Correlation studies between SVR outcome and its relative independent predictors (baseline laboratory variables) were conducted with logistic regression analysis and showed that only high baseline CRP, low baseline Hgb level and no statin usage had an independent effect on increasing the probability of SVR failure in both groups with a statistically significant difference (p = 0.033, p = 0.0028, p = 0.027 respectively). In agreement with the results of this study Mohamed et al. also reported that statin use was much more significantly associated with SVR, with a p-value of 0.003 [21].
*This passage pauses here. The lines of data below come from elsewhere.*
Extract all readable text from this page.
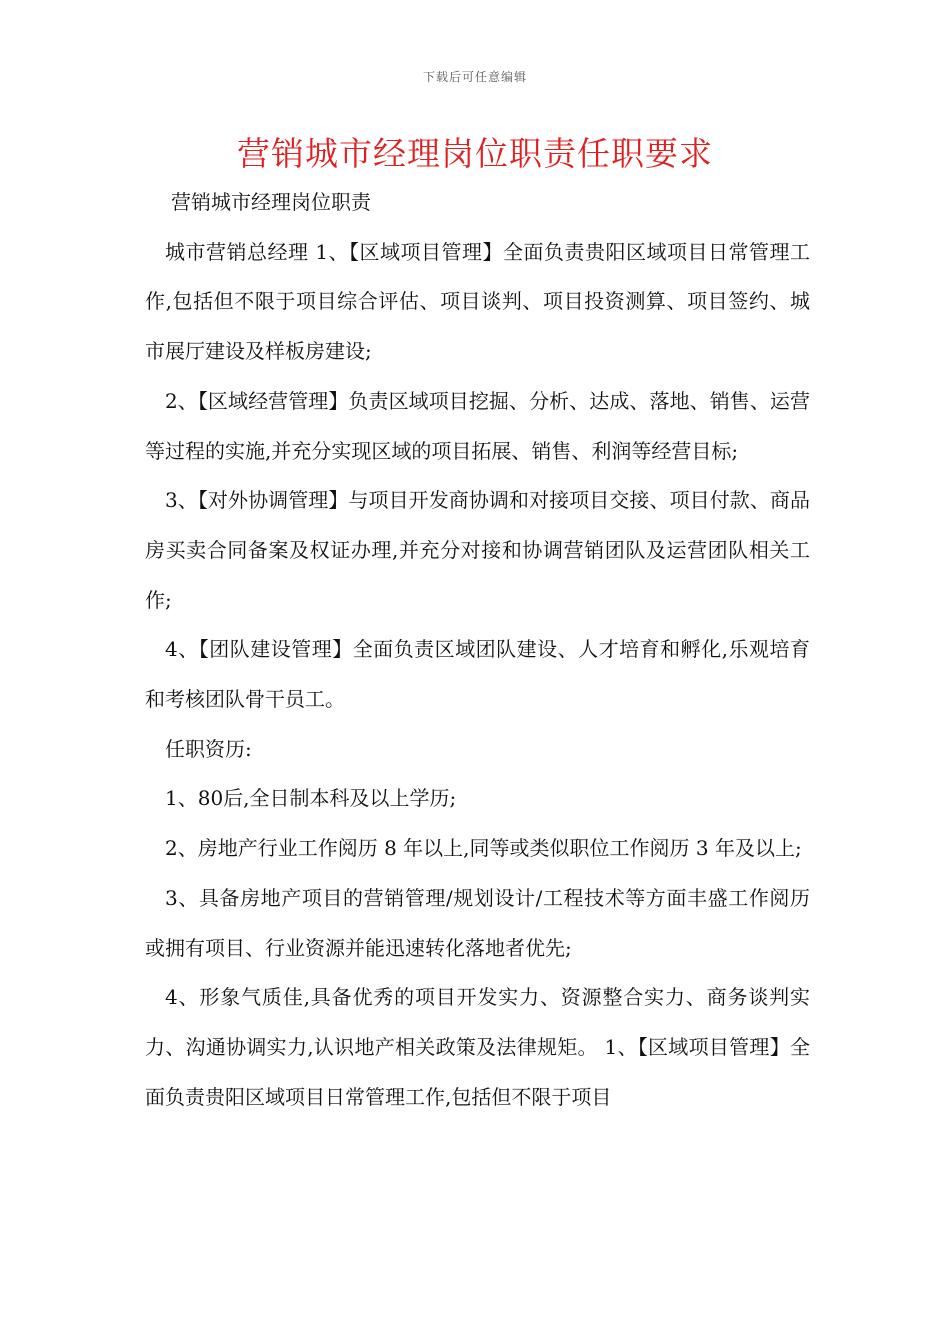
下载后可任意编辑
营销城市经理岗位职责任职要求

营销城市经理岗位职责

城市营销总经理 1、【区域项目管理】全面负责贵阳区域项目日常管理工作,包括但不限于项目综合评估、项目谈判、项目投资测算、项目签约、城市展厅建设及样板房建设;

2、【区域经营管理】负责区域项目挖掘、分析、达成、落地、销售、运营等过程的实施,并充分实现区域的项目拓展、销售、利润等经营目标;

3、【对外协调管理】与项目开发商协调和对接项目交接、项目付款、商品房买卖合同备案及权证办理,并充分对接和协调营销团队及运营团队相关工作;

4、【团队建设管理】全面负责区域团队建设、人才培育和孵化,乐观培育和考核团队骨干员工。

任职资历:

1、80后,全日制本科及以上学历;

2、房地产行业工作阅历 8 年以上,同等或类似职位工作阅历 3 年及以上;

3、具备房地产项目的营销管理/规划设计/工程技术等方面丰盛工作阅历或拥有项目、行业资源并能迅速转化落地者优先;

4、形象气质佳,具备优秀的项目开发实力、资源整合实力、商务谈判实力、沟通协调实力,认识地产相关政策及法律规矩。 1、【区域项目管理】全面负责贵阳区域项目日常管理工作,包括但不限于项目
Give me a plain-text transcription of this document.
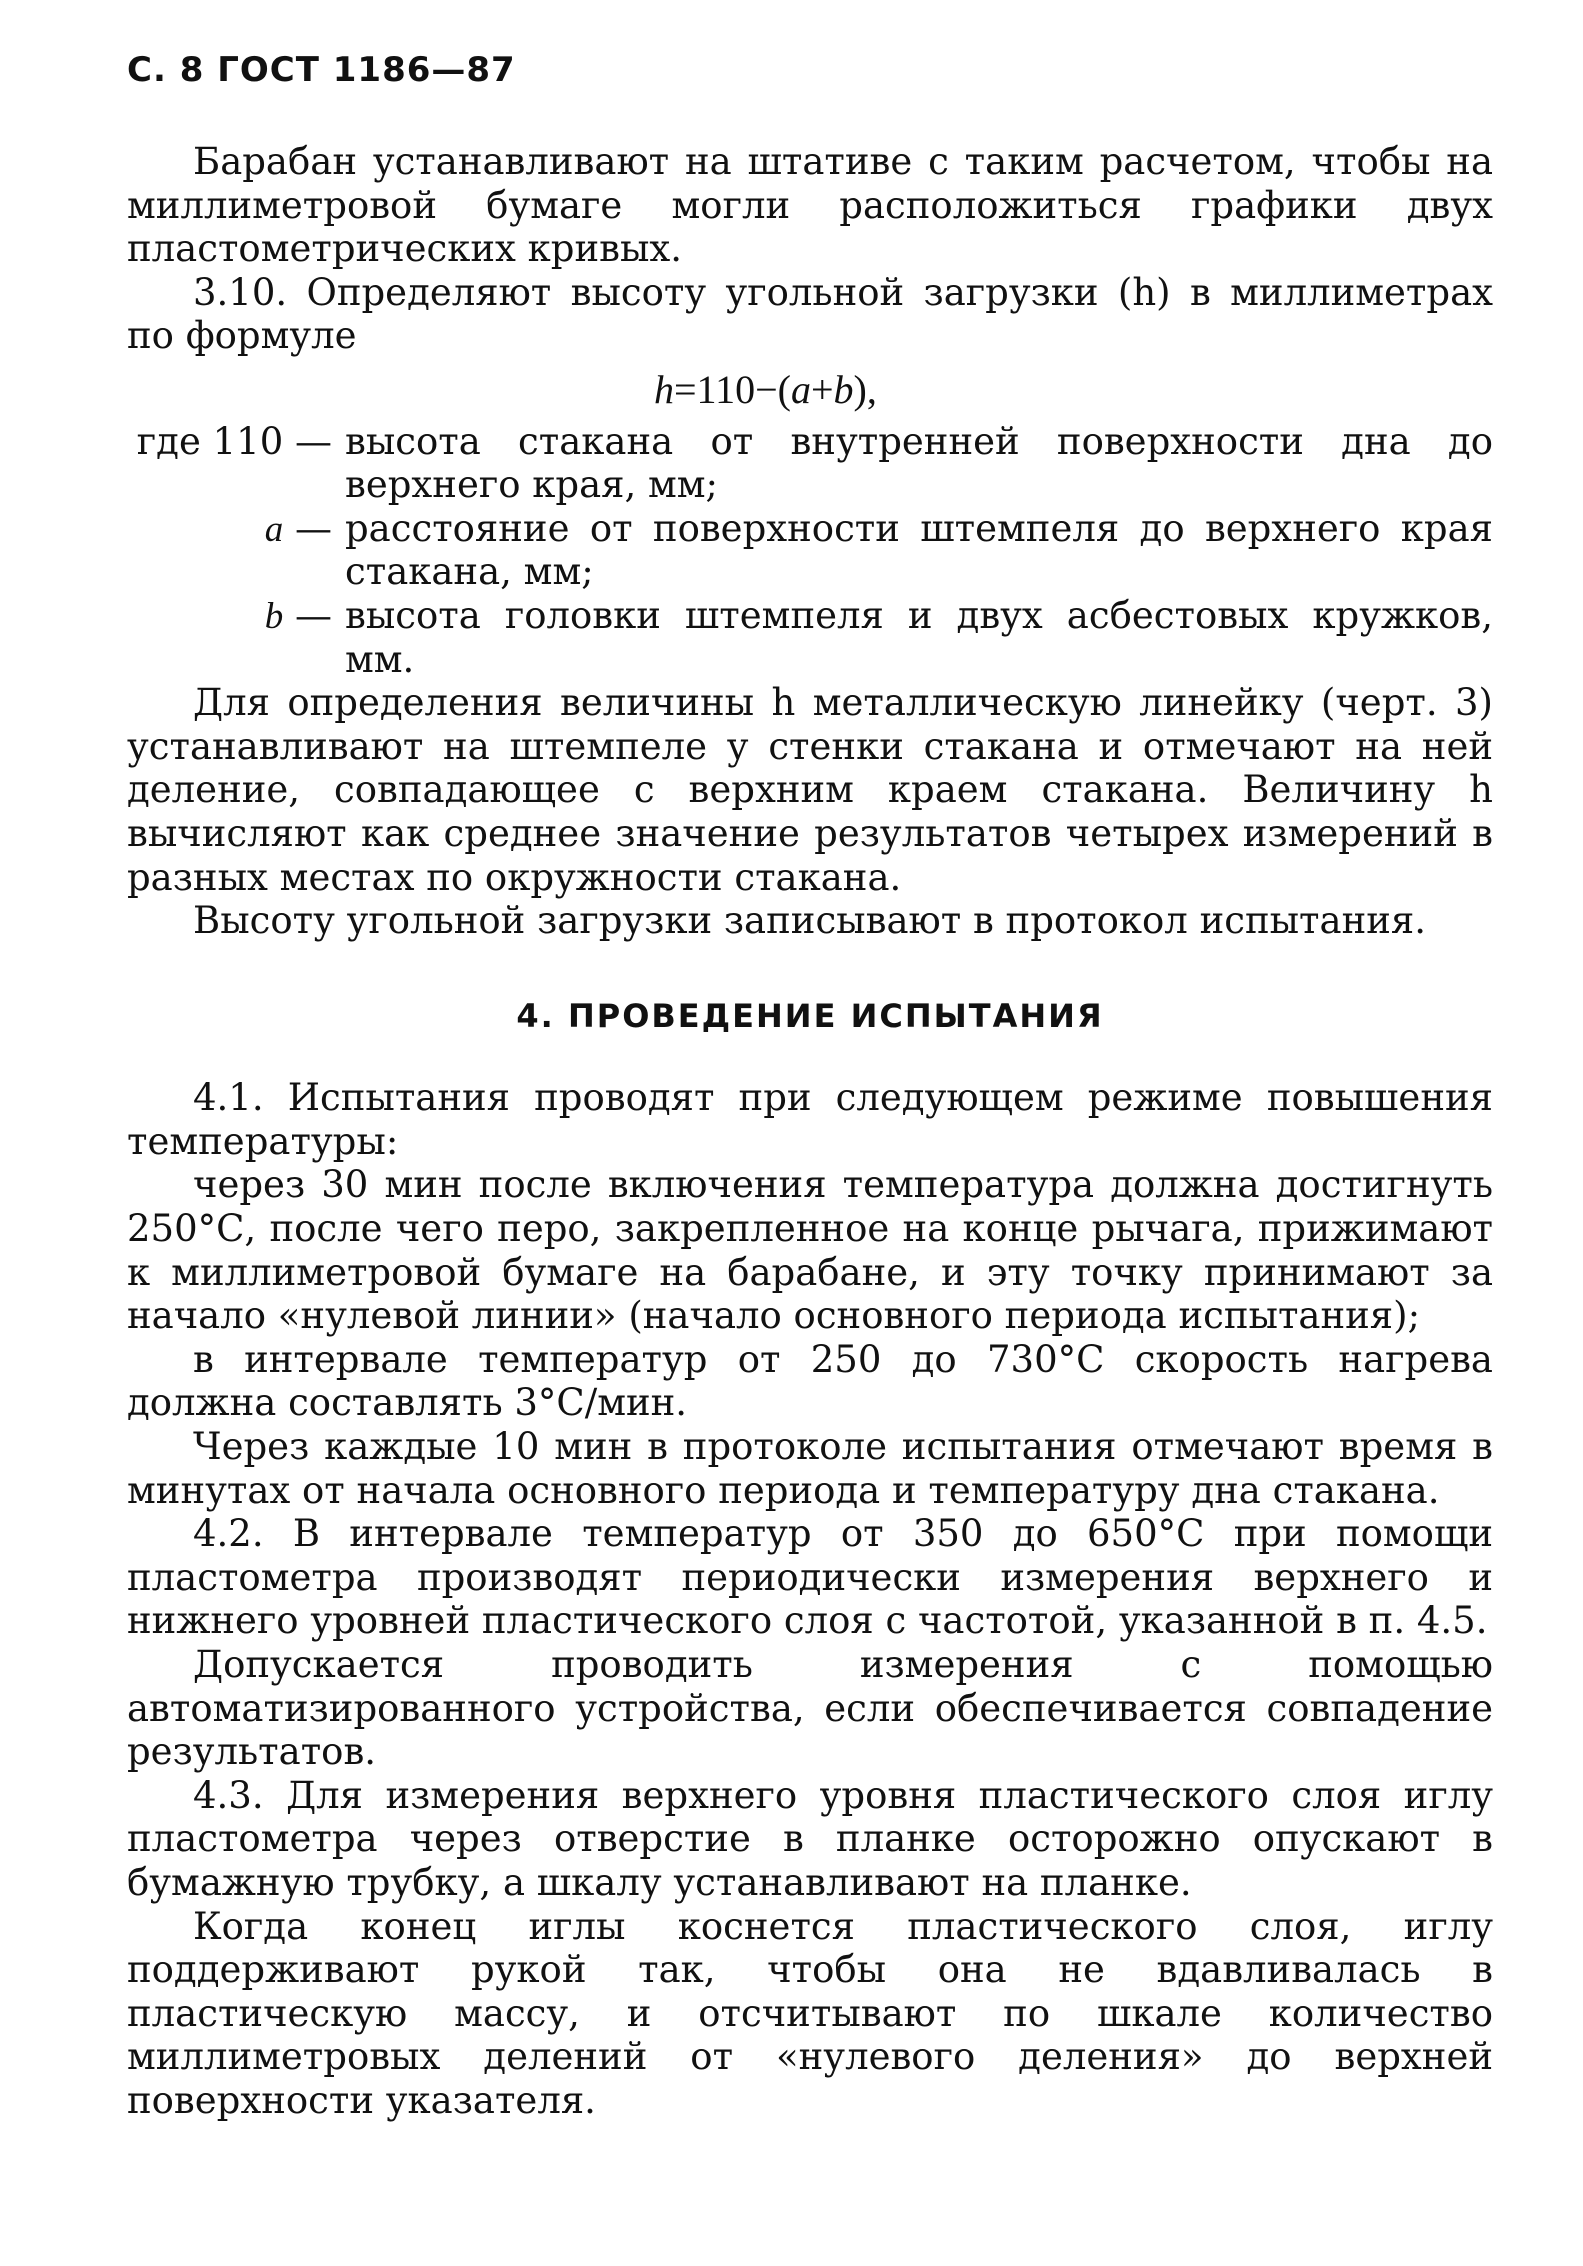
С. 8 ГОСТ 1186—87

Барабан устанавливают на штативе с таким расчетом, чтобы на миллиметровой бумаге могли расположиться графики двух пластометрических кривых.

3.10. Определяют высоту угольной загрузки (h) в миллиметрах по формуле

h=110−(a+b),
где 110 — высота стакана от внутренней поверхности дна до верхнего края, мм;
a — расстояние от поверхности штемпеля до верхнего края стакана, мм;
b — высота головки штемпеля и двух асбестовых кружков, мм.

Для определения величины h металлическую линейку (черт. 3) устанавливают на штемпеле у стенки стакана и отмечают на ней деление, совпадающее с верхним краем стакана. Величину h вычисляют как среднее значение результатов четырех измерений в разных местах по окружности стакана.

Высоту угольной загрузки записывают в протокол испытания.

4. ПРОВЕДЕНИЕ ИСПЫТАНИЯ

4.1. Испытания проводят при следующем режиме повышения температуры:

через 30 мин после включения температура должна достигнуть 250°С, после чего перо, закрепленное на конце рычага, прижимают к миллиметровой бумаге на барабане, и эту точку принимают за начало «нулевой линии» (начало основного периода испытания);

в интервале температур от 250 до 730°С скорость нагрева должна составлять 3°С/мин.

Через каждые 10 мин в протоколе испытания отмечают время в минутах от начала основного периода и температуру дна стакана.

4.2. В интервале температур от 350 до 650°С при помощи пластометра производят периодически измерения верхнего и нижнего уровней пластического слоя с частотой, указанной в п. 4.5.

Допускается проводить измерения с помощью автоматизированного устройства, если обеспечивается совпадение результатов.

4.3. Для измерения верхнего уровня пластического слоя иглу пластометра через отверстие в планке осторожно опускают в бумажную трубку, а шкалу устанавливают на планке.

Когда конец иглы коснется пластического слоя, иглу поддерживают рукой так, чтобы она не вдавливалась в пластическую массу, и отсчитывают по шкале количество миллиметровых делений от «нулевого деления» до верхней поверхности указателя.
Moreover, Butt et al. showed in a multivariate Cox’s regression analysis that treatment with statins was associated with a higher likelihood of achieving SVR (odds ratio [OR] = 1.44; 95% CI = 1.29-1.61) [11].
Regarding safety data of both regimens in HCV patients, all patients in both groups continued the whole study period with no withdrawal due to treatment schedule side effects, confirming data on the safe use of statin in HCV infected patients.
In conclusion, statins could have an irreplaceable role in the successful treatment and prognosis of CHC patients receiving sofosbuvir/daclatasvir.